Sub-blocking vs cache-line-overwrite (Was Re: RE: RE: [gclist]
Fri, 15 Sep 2000 01:37:28 -0400
Manoj Plakal wrote:
> So, to see if I now understand correctly: if the sub-blocking
> granularity is equal to the size of the data stored in a single
> store instruction, then you will get this nice stall-free behavior
> since the CPU knows for sure that the whole sub-block is being
> atomically overwritten in a single instruction and doesn't
> need to bring the sub-block into the cache.
Perhaps a smart enough CPU could also realize that multiple, successive
stores completely fill a subblock.
> The UltraSPARC-I and II have sub-blocking: 32-byte cache
> lines with 2 16-byte sub-blocks. Furthermore, the SPARC V9 ISA
> also has a few new instructions including "block load/store"
> instructions that transfer 64 bytes to/from 8 FP regs. These
> bypass the ordering restrictions of the SPARC memory model(s).

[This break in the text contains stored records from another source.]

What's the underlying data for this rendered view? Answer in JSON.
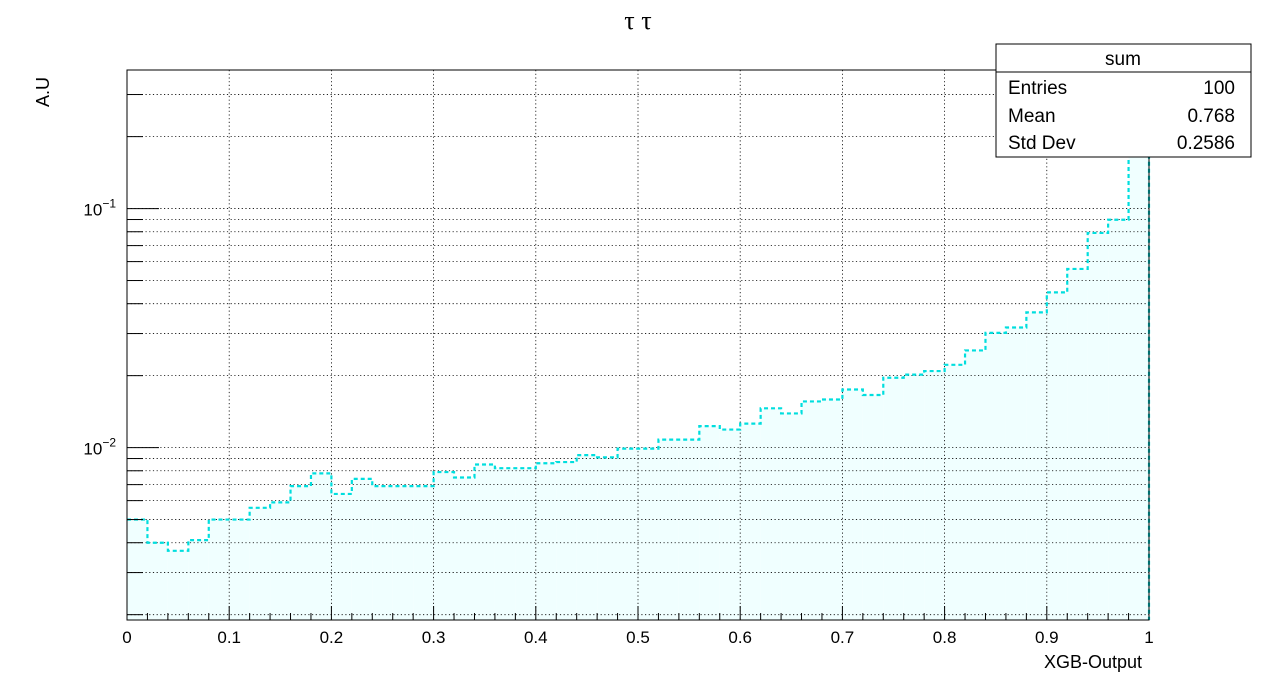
{
  "chart_data": {
    "type": "histogram",
    "title": "τ τ",
    "xlabel": "XGB-Output",
    "ylabel": "A.U",
    "xlim": [
      0,
      1
    ],
    "ylim": [
      0.0019,
      0.38
    ],
    "y_scale": "log",
    "grid": true,
    "x_ticks": [
      "0",
      "0.1",
      "0.2",
      "0.3",
      "0.4",
      "0.5",
      "0.6",
      "0.7",
      "0.8",
      "0.9",
      "1"
    ],
    "y_tick_labels": [
      {
        "value": 0.01,
        "base": "10",
        "exponent": "−2"
      },
      {
        "value": 0.1,
        "base": "10",
        "exponent": "−1"
      }
    ],
    "bin_edges": [
      0,
      0.02,
      0.04,
      0.06,
      0.08,
      0.1,
      0.12,
      0.14,
      0.16,
      0.18,
      0.2,
      0.22,
      0.24,
      0.26,
      0.28,
      0.3,
      0.32,
      0.34,
      0.36,
      0.38,
      0.4,
      0.42,
      0.44,
      0.46,
      0.48,
      0.5,
      0.52,
      0.54,
      0.56,
      0.58,
      0.6,
      0.62,
      0.64,
      0.66,
      0.68,
      0.7,
      0.72,
      0.74,
      0.76,
      0.78,
      0.8,
      0.82,
      0.84,
      0.86,
      0.88,
      0.9,
      0.92,
      0.94,
      0.96,
      0.98,
      1.0
    ],
    "values": [
      0.005,
      0.004,
      0.0037,
      0.0041,
      0.005,
      0.005,
      0.0056,
      0.0059,
      0.0069,
      0.0078,
      0.0064,
      0.0074,
      0.0069,
      0.0069,
      0.0069,
      0.0079,
      0.0075,
      0.0085,
      0.0082,
      0.0082,
      0.0086,
      0.0087,
      0.0093,
      0.0091,
      0.0099,
      0.0099,
      0.0108,
      0.0108,
      0.0123,
      0.0119,
      0.0126,
      0.0146,
      0.0139,
      0.0156,
      0.0159,
      0.0175,
      0.0166,
      0.0196,
      0.0202,
      0.0209,
      0.0222,
      0.0255,
      0.0302,
      0.0318,
      0.0368,
      0.0446,
      0.0559,
      0.0791,
      0.0898,
      0.168
    ],
    "line_color": "#00dede",
    "fill_color": "#f0ffff",
    "stats": {
      "name": "sum",
      "rows": [
        {
          "label": "Entries",
          "value": "100"
        },
        {
          "label": "Mean",
          "value": "0.768"
        },
        {
          "label": "Std Dev",
          "value": "0.2586"
        }
      ]
    }
  }
}
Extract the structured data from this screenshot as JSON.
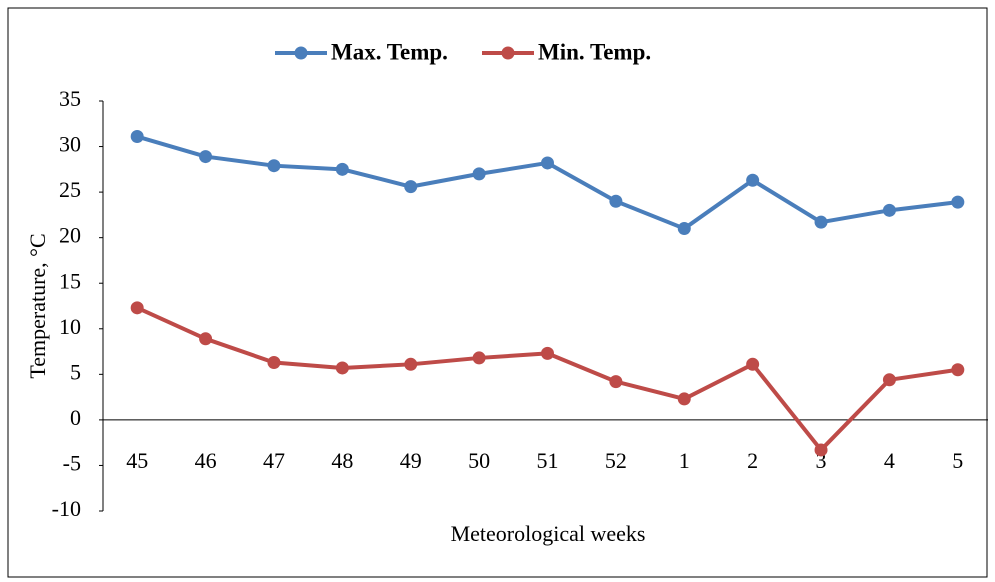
{
  "chart_data": {
    "type": "line",
    "x_label": "Meteorological weeks",
    "y_label": "Temperature, °C",
    "categories": [
      "45",
      "46",
      "47",
      "48",
      "49",
      "50",
      "51",
      "52",
      "1",
      "2",
      "3",
      "4",
      "5"
    ],
    "series": [
      {
        "name": "Max. Temp.",
        "color": "#4a7ebb",
        "values": [
          31.1,
          28.9,
          27.9,
          27.5,
          25.6,
          27.0,
          28.2,
          24.0,
          21.0,
          26.3,
          21.7,
          23.0,
          23.9
        ]
      },
      {
        "name": "Min. Temp.",
        "color": "#be4b48",
        "values": [
          12.3,
          8.9,
          6.3,
          5.7,
          6.1,
          6.8,
          7.3,
          4.2,
          2.3,
          6.1,
          -3.3,
          4.4,
          5.5
        ]
      }
    ],
    "ylim": [
      -10,
      35
    ],
    "yticks": [
      -10,
      -5,
      0,
      5,
      10,
      15,
      20,
      25,
      30,
      35
    ],
    "grid": false,
    "legend": "top"
  }
}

> This can speed up bzero/bcopy. The UltraSPARC User Manual
> says that these instructions DO NOT allocate blocks in
> the L1 or L2 caches on a miss. Perhaps other ISAs (x86/MIPS/PA-RISC)
> have something similar?
The trouble is that blocks are typically zeroed out for immediate reuse;
if the stores bypass cache, then we endure the cost of a main memory
write _and_ a subsequent cache miss to load the block in cache.
I'm not really familiar with this capability. On the other hand,
write-allocate seems to be available with Alpha EV6, and I think I heard
someone say MIPS and PA-RISC have it too.